Extended Abstract
1. Introduction: Tomato (Solanum lycopersicum) has great nutritional value and is one of the most important vegetables in the world. The tomato fruits have a large amount of antioxidants, Such as lycopene pigment, vitamins C, and several minerals, which are essential for human health. Salinity stress is one of the plant growths limiting factors globally that causes yield loss in tomato. In addition, in arid and semi-arid regions of the world, such as Iran, soil salinity is one of the major abiotic stresses. Two theories have explained plant growth inhibition under salt stress. First, return to the ion toxicity, and the second is related to the disruption of osmotic functions. Several reports stated that salinity reduces many physiological processes in plants, such as water absorption, nutrient uptake, photosynthetic rate, and yield. tomato is moderately tolerant to salinity, and some tomato cultivars and landraces show greater salt tolerance by demonstrating greater stability in growth with increasing salinity. Moreover, high salt tolerance has been reported for various wild tomatoes. But most of the tomato varieties are salinity susceptible. The genetic variation of tomato landraces could be used to consider salt tolerance improvement in tomato breeding programs. The present study aims to assess the genetic structure of salinity tolerance in tomato during the vegetative growth phase to develop a new breeding population of tomato for salt tolerance.

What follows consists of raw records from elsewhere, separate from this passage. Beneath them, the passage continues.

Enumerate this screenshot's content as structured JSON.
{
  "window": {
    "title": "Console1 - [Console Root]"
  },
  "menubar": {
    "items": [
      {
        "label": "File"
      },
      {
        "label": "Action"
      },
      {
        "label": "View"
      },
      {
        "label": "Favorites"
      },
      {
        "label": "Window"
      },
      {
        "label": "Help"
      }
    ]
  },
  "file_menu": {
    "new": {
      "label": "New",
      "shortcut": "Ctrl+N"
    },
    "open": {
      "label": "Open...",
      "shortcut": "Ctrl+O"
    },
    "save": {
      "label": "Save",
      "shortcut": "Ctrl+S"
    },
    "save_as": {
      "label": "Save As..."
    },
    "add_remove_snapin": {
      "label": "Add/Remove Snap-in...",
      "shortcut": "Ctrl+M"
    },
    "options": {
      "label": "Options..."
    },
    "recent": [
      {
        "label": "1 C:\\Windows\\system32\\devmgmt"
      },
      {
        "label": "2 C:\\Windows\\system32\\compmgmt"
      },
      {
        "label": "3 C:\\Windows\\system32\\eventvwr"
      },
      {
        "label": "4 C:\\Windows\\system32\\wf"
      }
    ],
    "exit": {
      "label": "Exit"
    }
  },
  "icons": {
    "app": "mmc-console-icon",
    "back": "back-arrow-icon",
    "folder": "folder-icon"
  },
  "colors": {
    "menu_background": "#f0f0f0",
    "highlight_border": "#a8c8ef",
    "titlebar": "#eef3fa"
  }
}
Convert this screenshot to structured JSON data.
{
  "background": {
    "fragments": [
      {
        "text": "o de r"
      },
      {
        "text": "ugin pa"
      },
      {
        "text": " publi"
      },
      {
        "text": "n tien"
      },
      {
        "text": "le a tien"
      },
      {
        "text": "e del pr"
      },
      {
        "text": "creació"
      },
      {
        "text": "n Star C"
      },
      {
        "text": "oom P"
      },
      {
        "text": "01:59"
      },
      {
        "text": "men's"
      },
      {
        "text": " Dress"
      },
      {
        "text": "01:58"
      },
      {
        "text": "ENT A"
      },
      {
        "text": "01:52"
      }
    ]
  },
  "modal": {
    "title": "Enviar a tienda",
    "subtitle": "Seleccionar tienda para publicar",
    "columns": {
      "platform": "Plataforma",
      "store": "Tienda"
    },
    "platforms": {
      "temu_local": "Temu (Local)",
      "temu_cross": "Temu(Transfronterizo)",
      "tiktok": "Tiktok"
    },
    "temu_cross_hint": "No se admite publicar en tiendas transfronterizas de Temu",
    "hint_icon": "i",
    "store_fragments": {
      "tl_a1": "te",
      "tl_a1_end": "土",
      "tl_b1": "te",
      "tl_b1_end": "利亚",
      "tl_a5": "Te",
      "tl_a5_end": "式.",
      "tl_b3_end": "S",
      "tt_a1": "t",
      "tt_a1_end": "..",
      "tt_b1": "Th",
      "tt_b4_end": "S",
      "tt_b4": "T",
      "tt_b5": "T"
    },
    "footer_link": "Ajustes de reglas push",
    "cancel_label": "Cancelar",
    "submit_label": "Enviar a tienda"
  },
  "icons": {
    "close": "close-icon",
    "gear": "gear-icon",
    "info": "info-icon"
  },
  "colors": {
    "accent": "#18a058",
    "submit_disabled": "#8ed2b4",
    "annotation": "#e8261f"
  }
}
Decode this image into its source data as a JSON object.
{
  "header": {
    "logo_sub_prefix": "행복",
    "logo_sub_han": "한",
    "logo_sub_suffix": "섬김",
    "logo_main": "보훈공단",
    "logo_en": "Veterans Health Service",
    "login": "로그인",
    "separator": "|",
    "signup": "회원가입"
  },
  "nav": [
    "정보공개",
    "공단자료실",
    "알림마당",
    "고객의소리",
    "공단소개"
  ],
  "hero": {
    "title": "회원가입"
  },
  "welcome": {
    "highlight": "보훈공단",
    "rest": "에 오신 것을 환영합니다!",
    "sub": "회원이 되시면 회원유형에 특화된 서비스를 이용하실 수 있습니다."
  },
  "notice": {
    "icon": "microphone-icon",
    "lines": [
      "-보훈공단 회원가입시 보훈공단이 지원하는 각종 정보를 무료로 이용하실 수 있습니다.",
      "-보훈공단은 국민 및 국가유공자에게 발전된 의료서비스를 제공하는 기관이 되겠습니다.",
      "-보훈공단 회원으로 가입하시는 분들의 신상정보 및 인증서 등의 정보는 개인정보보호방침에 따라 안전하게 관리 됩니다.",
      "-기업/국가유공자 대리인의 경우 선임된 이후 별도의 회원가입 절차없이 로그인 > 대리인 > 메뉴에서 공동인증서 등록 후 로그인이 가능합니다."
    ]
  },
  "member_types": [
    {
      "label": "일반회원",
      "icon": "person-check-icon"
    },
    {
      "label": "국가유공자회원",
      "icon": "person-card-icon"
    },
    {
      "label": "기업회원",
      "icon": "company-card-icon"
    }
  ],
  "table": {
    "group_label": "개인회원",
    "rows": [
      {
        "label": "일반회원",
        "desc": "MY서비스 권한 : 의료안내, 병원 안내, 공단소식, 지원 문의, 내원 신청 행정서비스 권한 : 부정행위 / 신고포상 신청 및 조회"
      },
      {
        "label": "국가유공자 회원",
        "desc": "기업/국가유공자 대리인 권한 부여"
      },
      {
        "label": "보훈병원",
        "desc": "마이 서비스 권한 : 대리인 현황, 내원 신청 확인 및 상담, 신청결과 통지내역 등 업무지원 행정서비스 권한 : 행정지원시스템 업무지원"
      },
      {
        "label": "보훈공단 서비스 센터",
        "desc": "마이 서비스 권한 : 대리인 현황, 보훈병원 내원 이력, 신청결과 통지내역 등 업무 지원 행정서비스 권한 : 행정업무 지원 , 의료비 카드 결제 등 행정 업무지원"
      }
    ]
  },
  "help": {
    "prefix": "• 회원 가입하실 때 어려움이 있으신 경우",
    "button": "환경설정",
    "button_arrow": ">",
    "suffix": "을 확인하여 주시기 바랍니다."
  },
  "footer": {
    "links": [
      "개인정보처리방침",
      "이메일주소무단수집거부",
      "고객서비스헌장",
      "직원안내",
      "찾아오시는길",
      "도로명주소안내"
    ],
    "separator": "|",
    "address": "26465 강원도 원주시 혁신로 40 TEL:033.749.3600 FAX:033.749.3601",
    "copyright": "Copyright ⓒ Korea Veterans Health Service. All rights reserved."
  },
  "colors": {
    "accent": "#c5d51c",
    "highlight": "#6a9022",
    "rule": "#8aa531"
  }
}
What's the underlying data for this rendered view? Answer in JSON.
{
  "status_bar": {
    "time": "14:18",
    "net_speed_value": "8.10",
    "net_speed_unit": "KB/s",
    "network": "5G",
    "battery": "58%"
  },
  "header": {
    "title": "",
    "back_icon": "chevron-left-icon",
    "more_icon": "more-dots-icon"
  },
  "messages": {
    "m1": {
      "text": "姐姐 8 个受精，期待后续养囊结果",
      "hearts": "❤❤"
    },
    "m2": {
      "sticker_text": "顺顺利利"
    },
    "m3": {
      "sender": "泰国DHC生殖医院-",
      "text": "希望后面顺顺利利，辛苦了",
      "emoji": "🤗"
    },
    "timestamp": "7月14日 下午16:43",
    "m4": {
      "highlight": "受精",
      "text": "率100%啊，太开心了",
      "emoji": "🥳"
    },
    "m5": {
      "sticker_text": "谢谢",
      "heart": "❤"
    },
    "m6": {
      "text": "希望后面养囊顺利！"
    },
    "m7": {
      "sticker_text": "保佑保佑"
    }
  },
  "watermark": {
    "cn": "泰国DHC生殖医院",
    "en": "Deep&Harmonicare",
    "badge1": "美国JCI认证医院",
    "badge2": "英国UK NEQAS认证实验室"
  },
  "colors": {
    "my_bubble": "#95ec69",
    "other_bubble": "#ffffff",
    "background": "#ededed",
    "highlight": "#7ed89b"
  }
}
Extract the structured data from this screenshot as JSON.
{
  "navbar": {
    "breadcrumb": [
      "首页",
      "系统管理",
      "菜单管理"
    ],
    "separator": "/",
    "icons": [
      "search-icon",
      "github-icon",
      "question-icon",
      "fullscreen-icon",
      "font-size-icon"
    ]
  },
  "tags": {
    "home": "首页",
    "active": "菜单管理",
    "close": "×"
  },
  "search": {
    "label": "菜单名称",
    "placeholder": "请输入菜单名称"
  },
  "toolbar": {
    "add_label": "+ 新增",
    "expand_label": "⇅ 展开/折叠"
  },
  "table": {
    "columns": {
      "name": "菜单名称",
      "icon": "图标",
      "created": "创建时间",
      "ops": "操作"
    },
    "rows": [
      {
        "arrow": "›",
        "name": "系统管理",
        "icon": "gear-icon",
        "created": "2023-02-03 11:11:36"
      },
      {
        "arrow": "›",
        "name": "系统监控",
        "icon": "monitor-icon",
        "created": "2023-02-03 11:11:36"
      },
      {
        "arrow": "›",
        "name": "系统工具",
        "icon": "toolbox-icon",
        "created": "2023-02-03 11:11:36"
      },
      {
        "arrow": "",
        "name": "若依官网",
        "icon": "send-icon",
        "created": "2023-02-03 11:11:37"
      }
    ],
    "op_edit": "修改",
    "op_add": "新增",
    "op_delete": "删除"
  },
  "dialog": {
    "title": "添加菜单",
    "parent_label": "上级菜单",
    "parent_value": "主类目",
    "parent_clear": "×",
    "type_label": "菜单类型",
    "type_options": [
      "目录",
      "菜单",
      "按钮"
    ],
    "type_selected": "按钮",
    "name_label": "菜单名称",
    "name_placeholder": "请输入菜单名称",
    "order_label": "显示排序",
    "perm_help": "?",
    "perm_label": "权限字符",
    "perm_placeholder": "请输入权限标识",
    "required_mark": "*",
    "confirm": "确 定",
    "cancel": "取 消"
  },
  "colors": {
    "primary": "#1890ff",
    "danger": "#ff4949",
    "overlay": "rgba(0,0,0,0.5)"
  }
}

2. Materials and Methods: An experiment was conducted for the assessment of salt stress response of seven tomato inbred lines originated from Iran, Europe, the US, and Mexico, and their 27 F1 hybrids in a partial diallel design 7×7. A completely randomized factorial design was used with water salinity and tomato genotypes as two factors. Tomato genotypes were subjected to salinity stress at 0 and 10 ds/m. after 20 days, shoot and root dry weights, shoot and root length, root volume, root density, and root/shoot dry weight were measured. To determine leaf sodium and potassium content and sodium/potassium ratio flame Photometer device was used. Also, chlorophyll A, B, and Total chlorophyll content were measured by a spectrophotometer.
3. Results and Discussion: The results revealed significant effects of stress, genotype, and stress×genotype interaction for almost all traits, which indicates that there was a large genetic variation among the tested genotypes in response to the salinity stress. The results of Hyman and Jinks' diallel analysis showed a highly significant epistasis effect governing some traits in both control and salinity conditions. In the control condition, root and shoot length, root density, root dry weight/shoot dry weight, leaf sodium and potassium content, and sodium/potassium ratio were governed by non-epistatic gene action. While in stress conditions, root and shoot length, root density, root dry weight/shoot dry weight, and leaf potassium content showed non-epistatic inheritance. The degree of dominance was higher than one for root and shoot length, root density, root dry weight/shoot dry weight, and leaf potassium, which showed overdominance and dominance effects attributed to the genetic basis of these traits. The proper amount (more than 0.6) of Broadsense heritability for the mentioned traits represented an adequate level of genetic variance in control of the mentioned traits. However, the amount of narrow-sense heritability was low for the traits. Therefore, selection for such traits is likely to be more effective in advanced selfing generations. Regarding the results of the ( ) parameter, the proportion of positive and negative genes for all traits was equal except Root dry weight/shoot dry weight, Root Density, and Shoot length. Hyman’s graphical analysis indicated that some overdominance effects were involved in the control of the traits. According to the results, parent 5 carried superior alleles for the mentioned traits. According to GCA value results, genotype 7 was the best for all shoot traits and also had the highest GCA for root dry weight. Genotype 5 had the highest GCA amount for root length and leaf potassium content. The highest GCA value for chlorophyll A, B, and T was achieved from genotype 3.
4. Conclusion: Heyman and Jinks’ Diallel analysis results showed Epistasis gene action governing traits except root and shoot length, root density, root dry weight/shoot dry weight, and leaf potassium content. For these mentioned traits, High “a” (more than 1) and h²_B (More than 0.6) showed the nonadditive gene effects governing the traits under the salinity condition. Regarding the GCA results, genotypes 7, 5, and 2 were selected for further salt stress tolerance studies.